Techart Conference

| 2023 TechArt Conference | 

  

Session 1: A.I. and Speculative Realism

Film as Artificial Intelligence: Jean-Epstein, Film-Thinking and the Speculative-Materialist Turn in Contemporary Philosophy

Christine Reeh-Peters (Film University Babelsberg Konrad Wolf, Germany)   


Abstract

This talk is summarizes a recently published article article which considers film as a form of artificial intelligence (AI). This non-anthropocentric hypothesis was first formulated in 1946 by filmmaker and theorist Jean Epstein and regards film as the thinking performance of a technical apparatus, the cinematograph, which is a manifestation of machine thinking based on the holistic entanglement of thought and world, film and philosophy. The article pursues an enquiry into ‘thinking’: one of the most prominent and oldest topics considered in philosophy, and also essential to art and film. Thinking is not only characterised as a sense (like sight or taste) but as a creative and, ultimately, intra-active act. The possibility of film as AI is approached not only from a Deleuzian angle, long appraised by film-philosophy, but also through questions recently raised by theories of artistic research and the speculative-materialist turn in contemporary philosophy.

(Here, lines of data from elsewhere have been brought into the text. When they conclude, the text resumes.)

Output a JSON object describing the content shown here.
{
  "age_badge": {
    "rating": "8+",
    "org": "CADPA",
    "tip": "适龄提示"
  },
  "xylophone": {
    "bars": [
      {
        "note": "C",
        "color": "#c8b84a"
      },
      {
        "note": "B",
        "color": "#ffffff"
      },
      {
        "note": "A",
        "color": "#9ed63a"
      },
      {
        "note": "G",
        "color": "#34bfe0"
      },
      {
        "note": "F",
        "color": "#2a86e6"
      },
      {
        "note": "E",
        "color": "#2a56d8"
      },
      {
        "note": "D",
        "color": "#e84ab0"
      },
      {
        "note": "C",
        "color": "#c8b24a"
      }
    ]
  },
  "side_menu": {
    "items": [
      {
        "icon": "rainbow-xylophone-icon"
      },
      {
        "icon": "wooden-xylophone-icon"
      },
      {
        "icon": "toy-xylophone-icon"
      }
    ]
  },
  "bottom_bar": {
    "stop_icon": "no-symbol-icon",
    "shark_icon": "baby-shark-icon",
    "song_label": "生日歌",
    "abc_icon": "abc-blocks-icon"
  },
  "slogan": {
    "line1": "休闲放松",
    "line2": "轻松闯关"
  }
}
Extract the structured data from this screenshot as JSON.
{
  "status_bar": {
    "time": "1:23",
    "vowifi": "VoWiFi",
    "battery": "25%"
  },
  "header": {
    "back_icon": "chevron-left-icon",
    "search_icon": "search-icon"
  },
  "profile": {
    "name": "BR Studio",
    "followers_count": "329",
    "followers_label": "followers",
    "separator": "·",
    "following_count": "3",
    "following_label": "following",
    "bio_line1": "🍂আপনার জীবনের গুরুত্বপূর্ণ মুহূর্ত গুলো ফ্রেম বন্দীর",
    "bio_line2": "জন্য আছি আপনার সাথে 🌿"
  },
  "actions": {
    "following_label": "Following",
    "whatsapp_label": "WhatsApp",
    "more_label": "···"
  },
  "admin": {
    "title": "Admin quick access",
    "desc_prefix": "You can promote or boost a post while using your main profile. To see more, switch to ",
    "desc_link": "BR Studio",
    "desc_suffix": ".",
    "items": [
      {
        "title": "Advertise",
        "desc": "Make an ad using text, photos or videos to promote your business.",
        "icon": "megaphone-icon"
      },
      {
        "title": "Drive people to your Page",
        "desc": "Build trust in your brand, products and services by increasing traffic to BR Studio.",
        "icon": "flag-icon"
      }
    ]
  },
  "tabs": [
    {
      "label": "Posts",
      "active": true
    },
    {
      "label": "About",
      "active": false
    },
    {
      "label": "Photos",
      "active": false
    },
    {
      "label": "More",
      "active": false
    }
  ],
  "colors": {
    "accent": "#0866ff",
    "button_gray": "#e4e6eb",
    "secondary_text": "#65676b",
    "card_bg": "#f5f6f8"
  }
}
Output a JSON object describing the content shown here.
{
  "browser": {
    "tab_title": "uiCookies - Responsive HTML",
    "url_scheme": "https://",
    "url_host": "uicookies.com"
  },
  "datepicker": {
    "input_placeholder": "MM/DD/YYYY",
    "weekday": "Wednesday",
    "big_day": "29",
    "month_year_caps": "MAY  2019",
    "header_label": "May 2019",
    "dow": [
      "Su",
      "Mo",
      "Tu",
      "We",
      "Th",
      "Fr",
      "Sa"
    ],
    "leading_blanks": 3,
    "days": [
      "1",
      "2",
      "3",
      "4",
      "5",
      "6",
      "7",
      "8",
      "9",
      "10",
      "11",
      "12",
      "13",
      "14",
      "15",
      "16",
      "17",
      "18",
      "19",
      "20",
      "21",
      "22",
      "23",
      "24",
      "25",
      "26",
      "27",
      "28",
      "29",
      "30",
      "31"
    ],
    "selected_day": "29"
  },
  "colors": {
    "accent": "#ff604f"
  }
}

The latter have as a common denominator a strong critique of anthropocentrism in Western philosophy; the article enquires into this criticism from different angles and applies it to the main hypothesis of this analysis – to regard film as a form of AI.


Bio

Christine Reeh-Peters is a German filmmaker and philosopher living between Berlin, Karlsruhe and Lisbon. She is Junior Professor for Theory and Practice of Artistic Research in Digital Media at Filmuniversity Babelsberg KONRAD WOLF, Potsdam, with a PhD in Philosophy of Art and Aesthetics from the University of Lisbon. She is also head of the IKF - Institute for Artistic Research at Filmuniversity Babelsberg. She is producer and filmmaker at C.R.I.M. in Lisbon as well as editor of several anthologies and one monograph on film-philosophy. Christine explores the complexity of narration, place and image as well as the links between philosophy, film and artistic research.